Ayrıca duygularını çabucak ve çok iyi bir şekilde kabul etti. Kitabın yarısına kadar süren anlamsız inkarlar, kendini geri çekmeler, uzaklaşma ihtiyacı duymalar falan yoktu. Ona aşık olmaması gerektiğini biliyordu ama aşık olduğunda ve hislerini sorguladıkça bunu kabul etmemek gibi bir duruma girmedi, aksine duygularını sindirme ve onlarla yaşama işine koyuldu. Daha en başında bile, hislerindeki değişiklikleri görüyordu, sadece adını bulamıyordu ve Jimmy ile o güne kadar olan ilişkisini göz önünde bulundurduğunda, aşık olmasının imkansız olduğunu düşünmesi çok mantıklıydı. Ama bu durumda bile hislerini fark edince kendini geri çekmedi.

"Jimmy Ferris gibi bir adama aşık olmaktan bir anda vazgeçemezdiniz."

Söylemem gerekir ki, arada bir Jimmy'nin karşısında iradesini kaybedip duruyordu ve ben bu durumdan çok hoşlanmam ama yine de söz konusu adamın Jimmy olduğunu düşünmek durumu biraz olsun kurtarıyordu. Hem aptalca da davranmıyordu ki olay ciddi tartışmalara geldiğinde kendi düşüncesini savunuyordu. Gerekirse Jimmy'ye bağırıyor, onunla kavga ediyordu. Sinirlendiği zaman onu görmezden gelebiliyor, Jimmy hatasını anlayana kadar da bu davranışını sürdürebiliyordu. Ve bu çok güzeldi çünkü bu karakteri onu aptal aşıklardan ayırıyordu.

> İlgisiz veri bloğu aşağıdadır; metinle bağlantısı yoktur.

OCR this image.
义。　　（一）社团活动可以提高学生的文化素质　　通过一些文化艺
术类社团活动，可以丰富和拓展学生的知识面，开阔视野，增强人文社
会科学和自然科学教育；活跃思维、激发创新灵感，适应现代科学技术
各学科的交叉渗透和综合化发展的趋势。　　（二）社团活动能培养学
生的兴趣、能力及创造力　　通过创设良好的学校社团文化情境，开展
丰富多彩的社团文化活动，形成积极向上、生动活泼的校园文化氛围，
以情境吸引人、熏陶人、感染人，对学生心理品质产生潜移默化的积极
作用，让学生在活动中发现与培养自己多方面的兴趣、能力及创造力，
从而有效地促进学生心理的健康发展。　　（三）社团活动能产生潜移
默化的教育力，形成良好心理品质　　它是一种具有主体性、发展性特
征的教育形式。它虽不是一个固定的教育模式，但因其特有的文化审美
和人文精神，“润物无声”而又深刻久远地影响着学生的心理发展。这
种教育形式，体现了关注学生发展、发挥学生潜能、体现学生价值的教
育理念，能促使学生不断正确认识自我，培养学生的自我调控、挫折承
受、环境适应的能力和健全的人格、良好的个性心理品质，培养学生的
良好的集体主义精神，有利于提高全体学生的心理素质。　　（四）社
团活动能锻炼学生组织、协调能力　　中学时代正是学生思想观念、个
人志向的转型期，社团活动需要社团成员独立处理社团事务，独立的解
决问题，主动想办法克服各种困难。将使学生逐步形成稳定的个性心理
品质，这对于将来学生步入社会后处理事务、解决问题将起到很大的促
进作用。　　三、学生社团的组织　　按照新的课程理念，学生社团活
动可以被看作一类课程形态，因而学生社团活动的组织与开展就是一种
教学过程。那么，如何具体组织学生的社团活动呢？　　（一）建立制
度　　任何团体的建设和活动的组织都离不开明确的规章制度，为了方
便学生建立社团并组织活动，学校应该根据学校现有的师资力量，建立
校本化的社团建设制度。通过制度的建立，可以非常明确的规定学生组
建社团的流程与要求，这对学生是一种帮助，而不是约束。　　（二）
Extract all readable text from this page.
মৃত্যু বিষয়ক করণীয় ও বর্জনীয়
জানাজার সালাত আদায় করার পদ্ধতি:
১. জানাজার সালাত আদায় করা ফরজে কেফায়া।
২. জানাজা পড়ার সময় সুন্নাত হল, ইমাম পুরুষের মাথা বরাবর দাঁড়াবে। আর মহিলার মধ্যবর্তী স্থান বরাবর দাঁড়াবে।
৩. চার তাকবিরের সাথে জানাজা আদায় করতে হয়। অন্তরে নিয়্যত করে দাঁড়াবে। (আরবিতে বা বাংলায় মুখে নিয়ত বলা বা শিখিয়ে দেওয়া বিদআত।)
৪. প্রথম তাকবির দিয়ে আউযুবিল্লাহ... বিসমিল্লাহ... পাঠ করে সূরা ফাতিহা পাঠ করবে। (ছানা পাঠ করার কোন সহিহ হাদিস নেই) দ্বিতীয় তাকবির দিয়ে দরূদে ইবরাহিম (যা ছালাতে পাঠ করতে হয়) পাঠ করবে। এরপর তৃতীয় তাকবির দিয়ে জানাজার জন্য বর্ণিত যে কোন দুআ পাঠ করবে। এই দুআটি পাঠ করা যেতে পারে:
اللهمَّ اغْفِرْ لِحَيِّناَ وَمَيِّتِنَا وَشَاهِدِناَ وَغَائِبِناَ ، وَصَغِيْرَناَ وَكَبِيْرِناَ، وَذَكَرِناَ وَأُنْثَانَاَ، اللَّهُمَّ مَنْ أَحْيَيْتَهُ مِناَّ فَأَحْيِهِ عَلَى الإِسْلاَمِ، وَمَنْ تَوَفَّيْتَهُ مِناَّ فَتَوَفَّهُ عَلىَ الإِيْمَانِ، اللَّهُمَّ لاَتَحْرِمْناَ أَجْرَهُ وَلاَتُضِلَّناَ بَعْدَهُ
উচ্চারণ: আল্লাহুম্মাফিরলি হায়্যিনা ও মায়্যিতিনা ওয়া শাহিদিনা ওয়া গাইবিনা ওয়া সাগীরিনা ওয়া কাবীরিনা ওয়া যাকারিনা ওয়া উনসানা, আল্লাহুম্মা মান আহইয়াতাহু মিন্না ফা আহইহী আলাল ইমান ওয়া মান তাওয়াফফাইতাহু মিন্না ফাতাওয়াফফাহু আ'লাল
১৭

Kitabı o kadar sevdim ki, Jimmy ve Lena'nın hatalarını ve ettikleri kavgaları bile severek okuyordum. Birbirlerine karşı gelişleri, sinirle söyledikleri sözler ve ikisinin de birbirini kırabiliyor olması çok güzeldi. Evet bunları seviyorum çünkü bu hem olayları daha gerçekçi kılıyor hem de sadece tek tarafın kırıldığı ve sinirimi bozan kitaplara dönmüyordu. Böyle olması çok daha güzeldi.

Evet, okurken takıldığım ve 'şöyle olsa daha iyi olurmuş' dediğim noktalar da vardı. Mesela Jimmy'nin aşık olduğunu kabulleniş sahnesi biraz acele yazılmış gibi gelmişti, üstelik annesinin sorunu da bir anda yok olmuştu ve son durumu öğrenememiştik, ama bunlar için puan kırmaya gönlüm el vermezdi. Uzun süredir 5 yıldız verdiğim bir aşk kitabı yoktu, beni kendisine bu kadar aşık edebilen bir karakter olmamıştı ve davranış şeklini cidden onayladığım bir kadın karaktere de hasrettim. Üstelik bittikten sonra 'neden bittin ki?!' diye üzüldüğüm bir aşk romanı okumayı da çok özlemiştim. Şimdi nasıl puan kırayım?

Tek diyebileceğim, Jimmy'yle tanışın. Gerisini zaten o halleder.